Keine Hunde auf dem Radweg
20. Januar 2016

In Wien wurde eine Schadensersatzklage zwischen zwei Hundehalterinnen verhandelt, bei der eine Dame stürzte.

Eine Hundehalterin fuhr mit ihrem angeleinten Hund auf Inlineskates auf dem Radweg, als sie eine weitere Halterin mit Hund am Rande des Fahrradwegs stehen sah. Um zügig an den beiden vorbei zu kommen, beschleunigte sie ihr Tempo.

Der wartende Hund sprang ihnen jedoch in die Fahrtrichtung, was den mitlaufenden Hund zum plötzlichen Stillstand veranlasste.
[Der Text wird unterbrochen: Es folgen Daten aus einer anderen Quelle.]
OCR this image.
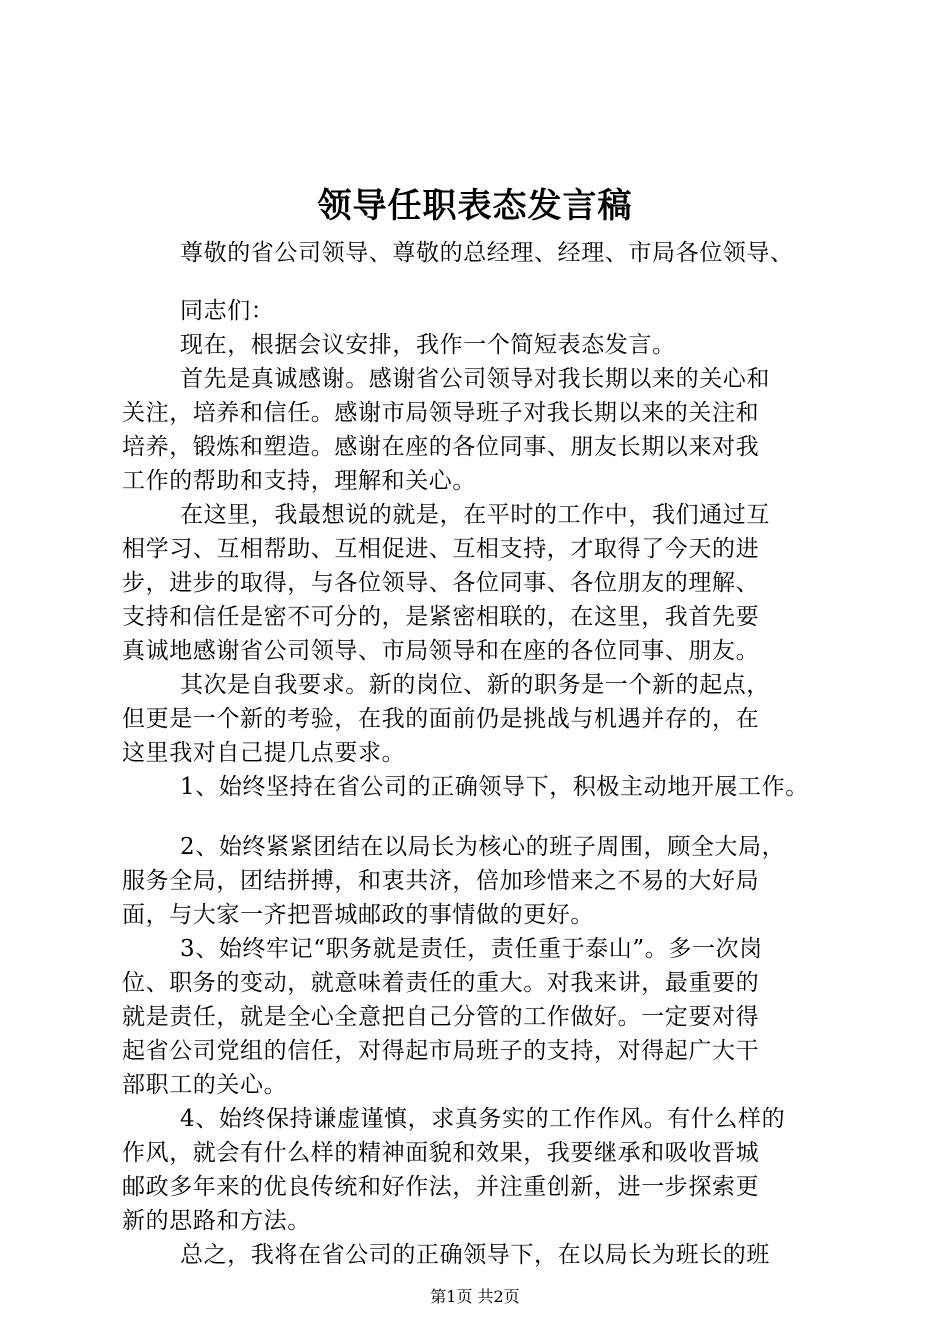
领导任职表态发言稿
尊敬的省公司领导、尊敬的总经理、经理、市局各位领导、
同志们：
现在，根据会议安排，我作一个简短表态发言。
首先是真诚感谢。感谢省公司领导对我长期以来的关心和
关注，培养和信任。感谢市局领导班子对我长期以来的关注和
培养，锻炼和塑造。感谢在座的各位同事、朋友长期以来对我
工作的帮助和支持，理解和关心。
在这里，我最想说的就是，在平时的工作中，我们通过互
相学习、互相帮助、互相促进、互相支持，才取得了今天的进
步，进步的取得，与各位领导、各位同事、各位朋友的理解、
支持和信任是密不可分的，是紧密相联的，在这里，我首先要
真诚地感谢省公司领导、市局领导和在座的各位同事、朋友。
其次是自我要求。新的岗位、新的职务是一个新的起点，
但更是一个新的考验，在我的面前仍是挑战与机遇并存的，在
这里我对自己提几点要求。
1、始终坚持在省公司的正确领导下，积极主动地开展工作。
2、始终紧紧团结在以局长为核心的班子周围，顾全大局，
服务全局，团结拼搏，和衷共济，倍加珍惜来之不易的大好局
面，与大家一齐把晋城邮政的事情做的更好。
3、始终牢记“职务就是责任，责任重于泰山”。多一次岗
位、职务的变动，就意味着责任的重大。对我来讲，最重要的
就是责任，就是全心全意把自己分管的工作做好。一定要对得
起省公司党组的信任，对得起市局班子的支持，对得起广大干
部职工的关心。
4、始终保持谦虚谨慎，求真务实的工作作风。有什么样的
作风，就会有什么样的精神面貌和效果，我要继承和吸收晋城
邮政多年来的优良传统和好作法，并注重创新，进一步探索更
新的思路和方法。
总之，我将在省公司的正确领导下，在以局长为班长的班
第1页 共2页
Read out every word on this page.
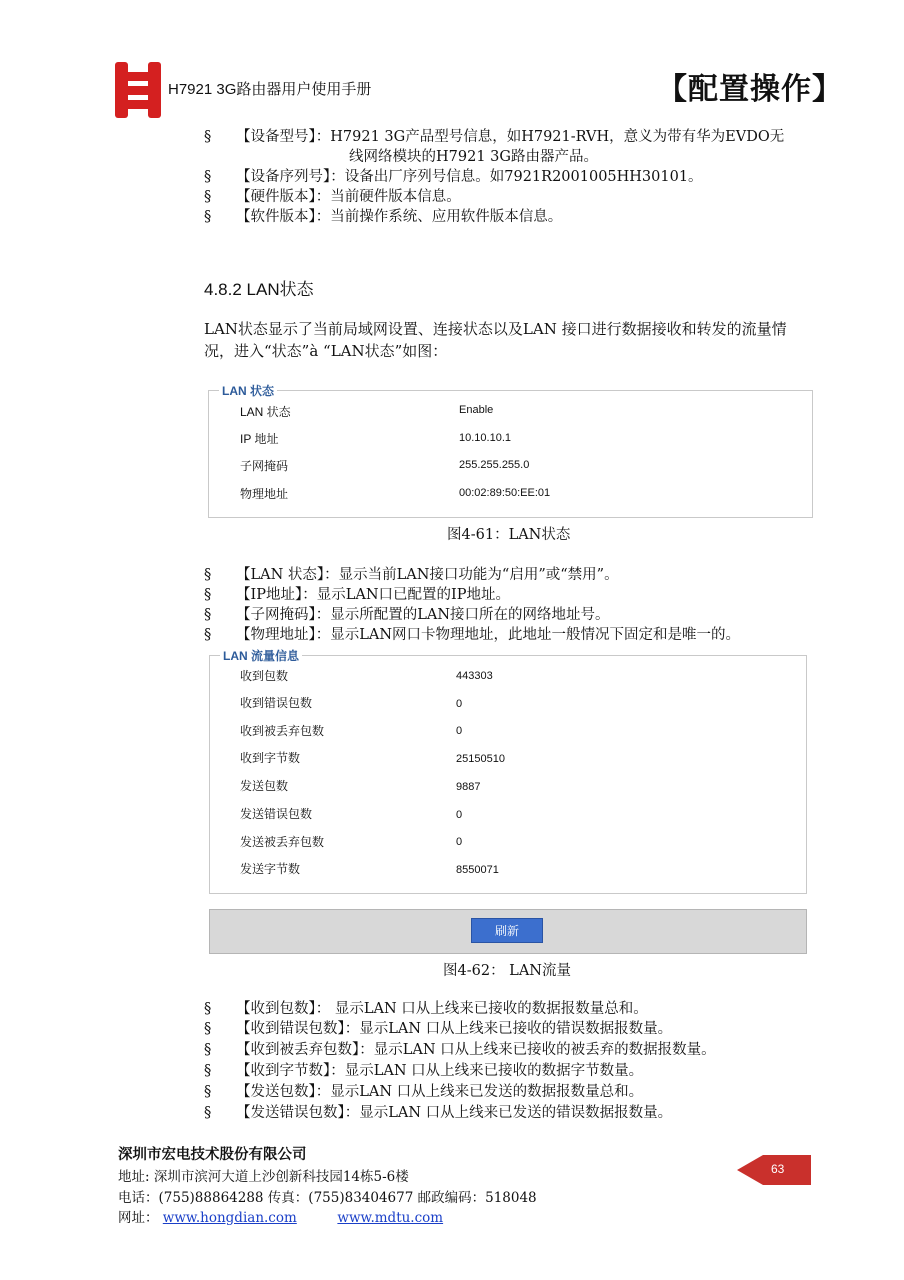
H7921 3G路由器用户使用手册	【配置操作】
§ 【设备型号】：H7921 3G产品型号信息，如H7921-RVH，意义为带有华为EVDO无
线网络模块的H7921 3G路由器产品。
§ 【设备序列号】：设备出厂序列号信息。如7921R2001005HH30101。
§ 【硬件版本】：当前硬件版本信息。
§ 【软件版本】：当前操作系统、应用软件版本信息。
4.8.2 LAN状态
LAN状态显示了当前局域网设置、连接状态以及LAN 接口进行数据接收和转发的流量情
况，进入“状态”à “LAN状态”如图：
LAN 状态
LAN 状态	Enable
IP 地址	10.10.10.1
子网掩码	255.255.255.0
物理地址	00:02:89:50:EE:01
图4-61：LAN状态
§ 【LAN 状态】：显示当前LAN接口功能为“启用”或“禁用”。
§ 【IP地址】：显示LAN口已配置的IP地址。
§ 【子网掩码】：显示所配置的LAN接口所在的网络地址号。
§ 【物理地址】：显示LAN网口卡物理地址，此地址一般情况下固定和是唯一的。
LAN 流量信息
收到包数	443303
收到错误包数	0
收到被丢弃包数	0
收到字节数	25150510
发送包数	9887
发送错误包数	0
发送被丢弃包数	0
发送字节数	8550071
刷新
图4-62： LAN流量
§ 【收到包数】： 显示LAN 口从上线来已接收的数据报数量总和。
§ 【收到错误包数】：显示LAN 口从上线来已接收的错误数据报数量。
§ 【收到被丢弃包数】：显示LAN 口从上线来已接收的被丢弃的数据报数量。
§ 【收到字节数】：显示LAN 口从上线来已接收的数据字节数量。
§ 【发送包数】：显示LAN 口从上线来已发送的数据报数量总和。
§ 【发送错误包数】：显示LAN 口从上线来已发送的错误数据报数量。
深圳市宏电技术股份有限公司
地址: 深圳市滨河大道上沙创新科技园14栋5-6楼
电话：(755)88864288 传真：(755)83404677 邮政编码：518048
网址： www.hongdian.com	www.mdtu.com
63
Die dadurch gespannte Leine brachte die Skaterin zu Fall.

Die Schadensersatzklage wurde vor Gericht verhandelt, wobei der Oberste Gerichtshof in Wien beiden Beteiligten ein Verschulden zuwies. Denn, so begründen die Richter, müsse ein Hundehalter seinen Hund grundsätzlich jederzeit kontrollieren können.

Der Skaterin räumte das Gericht ein drittel Mitverschulden ein, die Gegenpartei erhielt zwei drittel Schuldzuspruch. Die Dame hätte dafür Sorge zu tragen, dass ihr Hund nicht in den laufenden Verkehr rennt, ungeachtet der Verkehrsteilnehmer. Gelingt ihr das nicht, liegt die Beweispflicht, sorgfältig gehandelt zu haben, bei ihr.